Rejoiced a little too soon.
For some reason i don't understand, logs-* was added again in Data View.
Is there an automatism that does this (new index etc.) ?

AngelaChuang · November 13, 2023, 3:45pm

There's another place you can remove logs-* from data view.

In Security Solution app, there should be a data view dropdown on the top-right corner, we can de-select logs-* from there as well.

Stefan_Sabolowitsch · November 13, 2023, 3:59pm

Angela,
Yes OK, but the main problem is that for some reason log-* is automatically added to the data view again.
I have opened a ticket here so that this bug can be investigated, in the hope that this problem will be solved soon. It's no fun to use the security app because everything that has to do with the security app is so slow.
[Security Solution] Failed execution of ESQL query and high cpu load, Security Solution not usable · Issue #171108 · elastic/kibana (github.com)

AngelaChuang · November 13, 2023, 4:15pm

Thanks so much for doing this, I've notified the team that's in charge of this feature.
At the mean time, if you deselect logs-* from the Data view dropdown in security app. The deselected item wouldn't come back again until you re-select it.

Stefan_Sabolowitsch · November 13, 2023, 4:15pm

Angela,
if I remove logs-* from hosts, for example, i no longer have any data to display......

AngelaChuang · November 13, 2023, 4:23pm

As logs-* includes all the indices match this pattern.
I'd recommend using GET /logs-*/_stats in dev tools to identify which indices you'd like to query from. Create a new data view that includes only those indices, so it'd be easier to tell which are the problematic ones.

AngelaChuang · November 13, 2023, 4:56pm

I've looked into the reason why logs-* added back to SecuritySolution data view.
That's because we didn't change the default it uses in here:

Visit /app/management/kibana/settings?query=category:(securitySolution)

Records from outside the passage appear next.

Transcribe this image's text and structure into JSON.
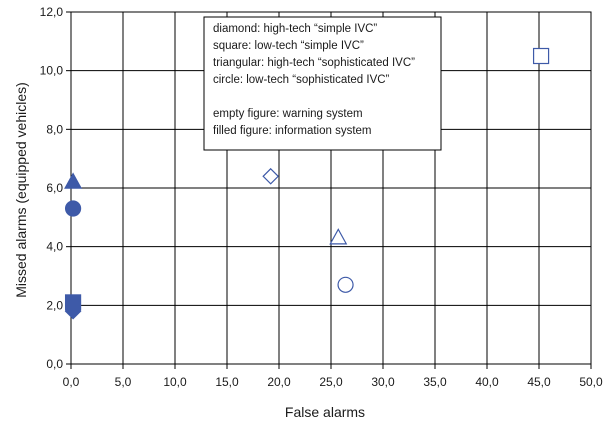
{
  "chart_data": {
    "type": "scatter",
    "xlabel": "False alarms",
    "ylabel": "Missed alarms (equipped vehicles)",
    "xlim": [
      0,
      50
    ],
    "ylim": [
      0,
      12
    ],
    "x_ticks": [
      "0,0",
      "5,0",
      "10,0",
      "15,0",
      "20,0",
      "25,0",
      "30,0",
      "35,0",
      "40,0",
      "45,0",
      "50,0"
    ],
    "y_ticks": [
      "0,0",
      "2,0",
      "4,0",
      "6,0",
      "8,0",
      "10,0",
      "12,0"
    ],
    "grid": true,
    "marker_color": "#3e5aa8",
    "legend_placement": "top-center",
    "legend_lines": [
      "diamond: high-tech “simple IVC”",
      "square: low-tech “simple IVC”",
      "triangular: high-tech “sophisticated IVC”",
      "circle: low-tech “sophisticated IVC”",
      "",
      "empty figure: warning system",
      "filled figure: information system"
    ],
    "points": [
      {
        "shape": "diamond",
        "filled": false,
        "x": 19.2,
        "y": 6.4
      },
      {
        "shape": "square",
        "filled": false,
        "x": 45.2,
        "y": 10.5
      },
      {
        "shape": "triangle",
        "filled": false,
        "x": 25.7,
        "y": 4.3
      },
      {
        "shape": "circle",
        "filled": false,
        "x": 26.4,
        "y": 2.7
      },
      {
        "shape": "diamond",
        "filled": true,
        "x": 0.2,
        "y": 1.8
      },
      {
        "shape": "square",
        "filled": true,
        "x": 0.2,
        "y": 2.1
      },
      {
        "shape": "triangle",
        "filled": true,
        "x": 0.2,
        "y": 6.2
      },
      {
        "shape": "circle",
        "filled": true,
        "x": 0.2,
        "y": 5.3
      }
    ]
  }
}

Remove logs-* from Elasticsearch indices.

Then we should be able to visit the /app/management/kibana/dataViews and removing the logs-* from there. When landing on Security app again, the logs-* shouldn't be added back automatically.

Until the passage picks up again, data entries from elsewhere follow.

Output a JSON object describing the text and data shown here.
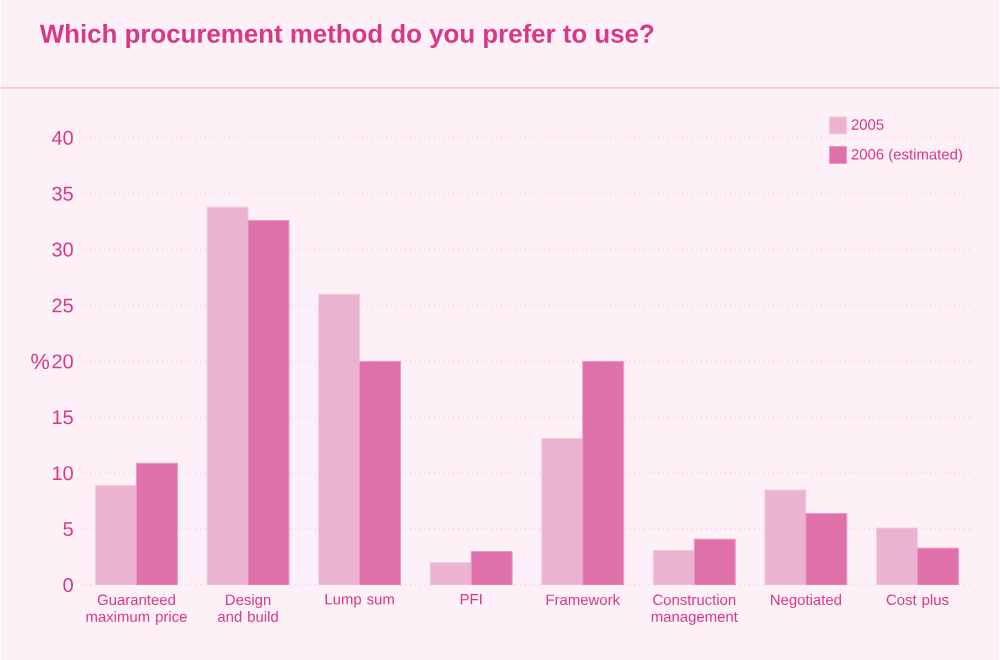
{
  "chart_data": {
    "type": "bar",
    "title": "Which procurement method do you prefer to use?",
    "ylabel": "%",
    "categories": [
      "Guaranteed maximum price",
      "Design and build",
      "Lump sum",
      "PFI",
      "Framework",
      "Construction management",
      "Negotiated",
      "Cost plus"
    ],
    "series": [
      {
        "name": "2005",
        "color": "#ecb3d1",
        "values": [
          8.9,
          33.8,
          26,
          2.0,
          13.1,
          3.1,
          8.5,
          5.1
        ]
      },
      {
        "name": "2006 (estimated)",
        "color": "#e070aa",
        "values": [
          10.9,
          32.6,
          20,
          3.0,
          20,
          4.1,
          6.4,
          3.3
        ]
      }
    ],
    "ylim": [
      0,
      40
    ],
    "yticks": [
      0,
      5,
      10,
      15,
      20,
      25,
      30,
      35,
      40
    ],
    "grid": "y",
    "legend": "top right"
  }
}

Stefan_Sabolowitsch · November 14, 2023, 10:04am

Angela,
thank you for your time and effort, but this is not really a solution.
So that i can see everything of relevance in the security app, i have added the indexes logs-endpoint*,logs-sophos.* instead of logs-*.
Yes, it has become a little faster, especially with smaller times frames, but 24h takes several seconds until a result is there and i have a load1 of 9 and that with this hardware.
In addition, the map is no longer displayed in the Security app under Network, supposedly an index is missing here.
All in all, this is an unsatisfactory solution and your team should invest more time here so that the performance of the security app improves significantly.

AngelaChuang · November 14, 2023, 4:04pm

Thanks for the feedback, I've taken this issue back to the team and we're working on this.

system · December 12, 2023, 4:05pm

This topic was automatically closed 28 days after the last reply. New replies are no longer allowed.